Qui Google ha imparato la lezione del 2008 e ha scelto di mischiare nomi affermati da generi più consolidati, non c’è spazio per il dilettantismo: Eminem, M.I.A., Avicii—e Lady Gaga, la star da 1 miliardo di visualizzazioni online, e che ha intitolato il suo ultimo album ARTPOP. Quindi abbiamo i candidati votati dal pubblico: Miley Cyrus, Macklemore e Bieber, al fianco di K-pop Girls Generation e Demi Lovato.

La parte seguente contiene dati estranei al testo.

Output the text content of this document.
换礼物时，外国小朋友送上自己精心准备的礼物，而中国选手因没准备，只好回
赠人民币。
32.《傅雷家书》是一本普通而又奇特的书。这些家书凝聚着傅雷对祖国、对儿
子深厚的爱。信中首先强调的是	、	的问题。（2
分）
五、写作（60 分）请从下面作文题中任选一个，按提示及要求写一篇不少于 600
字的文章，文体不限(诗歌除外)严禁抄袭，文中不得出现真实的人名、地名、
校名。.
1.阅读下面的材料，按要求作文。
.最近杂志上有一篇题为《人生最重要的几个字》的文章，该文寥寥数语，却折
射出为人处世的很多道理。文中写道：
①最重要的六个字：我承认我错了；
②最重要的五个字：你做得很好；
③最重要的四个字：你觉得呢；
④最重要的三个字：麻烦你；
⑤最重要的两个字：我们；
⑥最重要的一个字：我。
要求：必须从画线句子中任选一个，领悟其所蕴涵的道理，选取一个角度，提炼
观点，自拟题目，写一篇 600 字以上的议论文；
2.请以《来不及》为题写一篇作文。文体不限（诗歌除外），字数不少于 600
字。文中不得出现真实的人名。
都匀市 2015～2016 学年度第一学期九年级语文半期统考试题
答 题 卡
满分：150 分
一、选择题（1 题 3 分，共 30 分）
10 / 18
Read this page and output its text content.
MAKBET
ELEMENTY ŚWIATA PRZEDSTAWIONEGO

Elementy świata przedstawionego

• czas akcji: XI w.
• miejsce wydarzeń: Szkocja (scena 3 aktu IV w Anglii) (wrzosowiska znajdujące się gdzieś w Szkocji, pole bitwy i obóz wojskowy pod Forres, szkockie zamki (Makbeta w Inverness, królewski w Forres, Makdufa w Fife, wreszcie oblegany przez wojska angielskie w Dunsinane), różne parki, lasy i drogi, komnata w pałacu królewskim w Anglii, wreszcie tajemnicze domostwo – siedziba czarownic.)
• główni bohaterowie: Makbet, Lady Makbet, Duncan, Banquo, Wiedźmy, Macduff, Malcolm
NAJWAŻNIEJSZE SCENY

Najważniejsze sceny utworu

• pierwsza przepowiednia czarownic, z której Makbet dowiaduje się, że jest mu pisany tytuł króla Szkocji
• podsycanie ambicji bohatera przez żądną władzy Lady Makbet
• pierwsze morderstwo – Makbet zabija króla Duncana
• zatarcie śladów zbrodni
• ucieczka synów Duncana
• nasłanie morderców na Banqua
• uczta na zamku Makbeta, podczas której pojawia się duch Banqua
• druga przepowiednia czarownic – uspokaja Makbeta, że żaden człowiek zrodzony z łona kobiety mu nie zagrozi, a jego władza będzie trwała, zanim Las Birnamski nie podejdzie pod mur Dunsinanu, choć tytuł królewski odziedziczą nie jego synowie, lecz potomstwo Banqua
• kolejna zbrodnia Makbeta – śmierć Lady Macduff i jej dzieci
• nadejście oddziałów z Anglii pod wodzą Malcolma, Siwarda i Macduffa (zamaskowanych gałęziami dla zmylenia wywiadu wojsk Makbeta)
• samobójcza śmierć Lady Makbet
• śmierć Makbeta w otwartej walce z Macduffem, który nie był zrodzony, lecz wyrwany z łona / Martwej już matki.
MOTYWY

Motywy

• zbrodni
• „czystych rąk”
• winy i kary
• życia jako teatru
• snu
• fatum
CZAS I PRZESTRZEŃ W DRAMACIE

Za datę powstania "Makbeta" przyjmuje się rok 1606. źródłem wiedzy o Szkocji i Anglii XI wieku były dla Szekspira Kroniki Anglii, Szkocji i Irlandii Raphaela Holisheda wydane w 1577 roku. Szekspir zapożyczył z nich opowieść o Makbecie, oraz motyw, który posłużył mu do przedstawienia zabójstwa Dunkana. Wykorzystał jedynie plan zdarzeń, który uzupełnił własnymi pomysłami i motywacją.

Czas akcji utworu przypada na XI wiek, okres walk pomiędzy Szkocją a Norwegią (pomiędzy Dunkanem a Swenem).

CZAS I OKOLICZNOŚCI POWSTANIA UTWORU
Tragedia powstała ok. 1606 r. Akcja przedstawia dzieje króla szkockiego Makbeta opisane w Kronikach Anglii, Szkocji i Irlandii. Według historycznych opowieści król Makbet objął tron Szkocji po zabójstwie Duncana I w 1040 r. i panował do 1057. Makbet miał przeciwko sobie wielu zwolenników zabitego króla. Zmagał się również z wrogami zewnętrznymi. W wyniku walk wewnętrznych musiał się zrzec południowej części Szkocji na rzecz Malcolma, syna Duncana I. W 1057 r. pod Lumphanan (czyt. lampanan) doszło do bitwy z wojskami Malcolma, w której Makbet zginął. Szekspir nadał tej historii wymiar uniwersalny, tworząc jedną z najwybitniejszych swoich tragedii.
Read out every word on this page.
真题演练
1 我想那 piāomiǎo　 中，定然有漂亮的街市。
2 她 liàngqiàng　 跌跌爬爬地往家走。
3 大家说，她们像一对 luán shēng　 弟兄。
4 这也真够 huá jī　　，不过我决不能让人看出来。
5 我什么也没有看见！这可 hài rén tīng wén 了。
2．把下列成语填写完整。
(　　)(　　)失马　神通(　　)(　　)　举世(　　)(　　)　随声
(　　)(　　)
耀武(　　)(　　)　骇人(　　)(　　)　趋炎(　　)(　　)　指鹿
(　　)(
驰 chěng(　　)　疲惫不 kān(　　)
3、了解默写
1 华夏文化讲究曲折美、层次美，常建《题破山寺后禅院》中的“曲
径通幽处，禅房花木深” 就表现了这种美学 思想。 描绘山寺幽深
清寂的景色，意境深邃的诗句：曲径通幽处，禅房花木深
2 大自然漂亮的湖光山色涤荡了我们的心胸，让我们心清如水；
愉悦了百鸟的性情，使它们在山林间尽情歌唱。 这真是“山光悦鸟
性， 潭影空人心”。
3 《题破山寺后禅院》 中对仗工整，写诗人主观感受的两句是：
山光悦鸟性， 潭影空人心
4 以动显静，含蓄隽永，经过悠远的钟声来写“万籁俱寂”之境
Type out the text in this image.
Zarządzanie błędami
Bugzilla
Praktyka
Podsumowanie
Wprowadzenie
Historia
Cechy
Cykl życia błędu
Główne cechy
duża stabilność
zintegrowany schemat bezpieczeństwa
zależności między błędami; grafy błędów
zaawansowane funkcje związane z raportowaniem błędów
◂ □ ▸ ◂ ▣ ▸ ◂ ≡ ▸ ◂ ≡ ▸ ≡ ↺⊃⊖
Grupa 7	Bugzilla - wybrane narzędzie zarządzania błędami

I premi? «Best response of the year», per i musicisti che hanno avuto più cover del loro pezzo, o remix o parodie dagli utenti di YouTube. L’obiettivo è ritagliarsi uno spazio nel pop senza neppure tentare velleitariamente di competere con gli MTV VMA, ma con un cult di nicchia, simpatico, da rivedere con piacere. Secondo TechCrunch lo spettacolo funziona, secondo Variety no.
Sembra lontanissimo il tempo in cui Google non voleva essere una media business company ma occuparsi solo di tecnologia. Le cose sono cambiate. Dal 2000 Google inizia a vendere annunci pubblicitari associati alle parole chiave. Oggi, o più precisamente l’11 novembre, Google ha modificato i termini di servizio, e dispone del diritto di vendere foto di adulti (noi), di nomi profilo (nostri), e dei commenti in recensioni e pubblicità che abbiamo fatto.
No, non ci ha mai chiesto il permesso. Proprio come l’attività di Facebook anche quella di Google Plus sarà utilizzata per pubblicizzare e supportare prodotti, mostrando alla tua rete sociale ciò che ti piace o hai recensito. Per Facebook e Google le tue interazioni non ti appartengono. Non sono veramente tue. Anche quelle su YouTube. Quello che guardi, commenti e ti piace è tutto potenzialmente pubblicizzabile.
«Ci hanno dato un sacco di spazio per fare un gran casino». No, non sono Larry Page e Sergey Brin che commentano il loro strapotere tra le media co lo ha detto Spike Jonze.